In Sargent v. Tacoma, 10 Wash. 212, 38 Pac. 1048, this court said:
“But we are satisfied that the establishment of street grades within the meaning of the act of 1883, prohibiting the changes of grades so as to render the raising or lowering of buildings necessary, without the pre-payment of damages (Gen. Stat., § 759), contemplated either a grade established by the actual improvement of a street to a grade, or the formal adoption of a grade by ordinance or resolution. There is good authority for the latter proposition. Stewart v. City of Clinton, 79 Mo. 603; Mattingly v. City of Plymouth, 100 Ind. 545; Nebraska City v. Lampkin, 6 Neb. 27.”
In the present case it is conceded that, in the year 1878, the city by resolution adopted the grades upon which this improvement was finally constructed. There is some contention on the part of the appellants that because the city had authorized fills to be made in parts of the streets and some macadam to be placed thereon, that that was the actual establishment of the grades. The evidence is clear to the effect that these improvements were merely temporary so that the streets might be used in their then condition. The evidence is plain that the improvements made upon the streets prior to the laying of the hard surface pavement in 1904, was- merely temporary, and without any idea of changing the grades which had theretofore been established. This being true, the mere fact that the streets were not permanently improved until 1904, cannot be held to have been a change in the grades. Rettire v. North Yakima, 33 Wash. 80, 134 Pac. 699.
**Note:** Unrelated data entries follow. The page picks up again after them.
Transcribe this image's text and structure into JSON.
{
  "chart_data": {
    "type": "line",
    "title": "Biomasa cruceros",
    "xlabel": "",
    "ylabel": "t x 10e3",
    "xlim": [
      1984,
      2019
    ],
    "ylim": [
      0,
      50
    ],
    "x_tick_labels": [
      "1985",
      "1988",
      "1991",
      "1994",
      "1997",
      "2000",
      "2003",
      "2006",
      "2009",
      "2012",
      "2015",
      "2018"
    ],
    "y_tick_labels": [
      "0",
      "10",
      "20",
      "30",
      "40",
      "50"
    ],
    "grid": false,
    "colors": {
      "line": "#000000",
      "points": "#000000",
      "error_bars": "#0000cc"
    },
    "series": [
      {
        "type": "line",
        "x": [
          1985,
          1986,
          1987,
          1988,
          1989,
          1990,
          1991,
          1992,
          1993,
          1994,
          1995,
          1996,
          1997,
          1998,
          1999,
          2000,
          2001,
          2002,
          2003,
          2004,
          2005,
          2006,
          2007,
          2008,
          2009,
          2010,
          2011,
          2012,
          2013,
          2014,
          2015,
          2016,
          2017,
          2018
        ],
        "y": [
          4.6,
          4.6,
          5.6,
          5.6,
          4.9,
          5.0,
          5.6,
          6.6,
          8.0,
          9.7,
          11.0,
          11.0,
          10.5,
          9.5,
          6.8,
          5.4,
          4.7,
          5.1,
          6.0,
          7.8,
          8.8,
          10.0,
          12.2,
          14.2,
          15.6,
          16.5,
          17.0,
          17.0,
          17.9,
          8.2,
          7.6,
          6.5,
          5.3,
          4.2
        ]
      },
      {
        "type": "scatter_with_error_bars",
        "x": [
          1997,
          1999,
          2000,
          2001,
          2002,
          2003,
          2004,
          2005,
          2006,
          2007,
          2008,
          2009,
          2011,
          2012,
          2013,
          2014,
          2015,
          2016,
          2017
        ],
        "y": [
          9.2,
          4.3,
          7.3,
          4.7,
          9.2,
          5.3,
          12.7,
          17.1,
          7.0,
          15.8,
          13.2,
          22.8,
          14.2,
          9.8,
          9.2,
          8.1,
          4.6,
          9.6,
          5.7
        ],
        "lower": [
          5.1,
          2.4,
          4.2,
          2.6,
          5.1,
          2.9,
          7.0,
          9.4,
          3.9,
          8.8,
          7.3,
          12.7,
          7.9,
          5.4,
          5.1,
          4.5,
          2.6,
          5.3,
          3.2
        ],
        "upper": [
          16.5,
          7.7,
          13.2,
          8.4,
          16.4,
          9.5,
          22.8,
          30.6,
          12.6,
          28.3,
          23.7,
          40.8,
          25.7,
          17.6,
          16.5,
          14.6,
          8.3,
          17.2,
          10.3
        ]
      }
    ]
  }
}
There was some evidence introduced in this case to the effect that the city council in 1891 passed a resolution raising the grade on Second street six inches. The record, however, shows that the city engineer advised .the council that the crown upon certain streets should be raised. The city council authorized the city engineer to make a profile showing the streets to be so raised and report the same to the council. *692This appears never to have been done. The evidence shows that there was no intention on the part of the city council to change the grades upon which the sidewalks or the gutters in the streets should be made. It is plain, we think, that there was no intention on the part of the council to change the grades of the streets from the grades established in 1878. A careful reading of the record convinces us that the great weight of the evidence is to the effect that the grades of these streets were of record; were established by resolution of the city authorities in 1878; that they have never been changed; that the improvements upon the streets by the pavement thereof in 1904 was upon the regular established grades; and that the sidewalks around the appellants’ building were constructed with notice and knowledge of the true grades, and were voluntarily placed ten or eleven inches higher than the true grades, in violation of the ordinances in force in the city at that time. We are satisfied upon the facts in the case that the trial court properly denied the injunction in this case; and that the city is authorized, under the law and the authorities hereinabove referred to, to proceed to require the sidewalks upon the streets around the appellants’ building to be made to conform to the true grades of the streets as improved by the pavement of 1904.
The judgment is therefore affirmed.
Crow, C. J., Parker, and Fullerton, JJ., concur.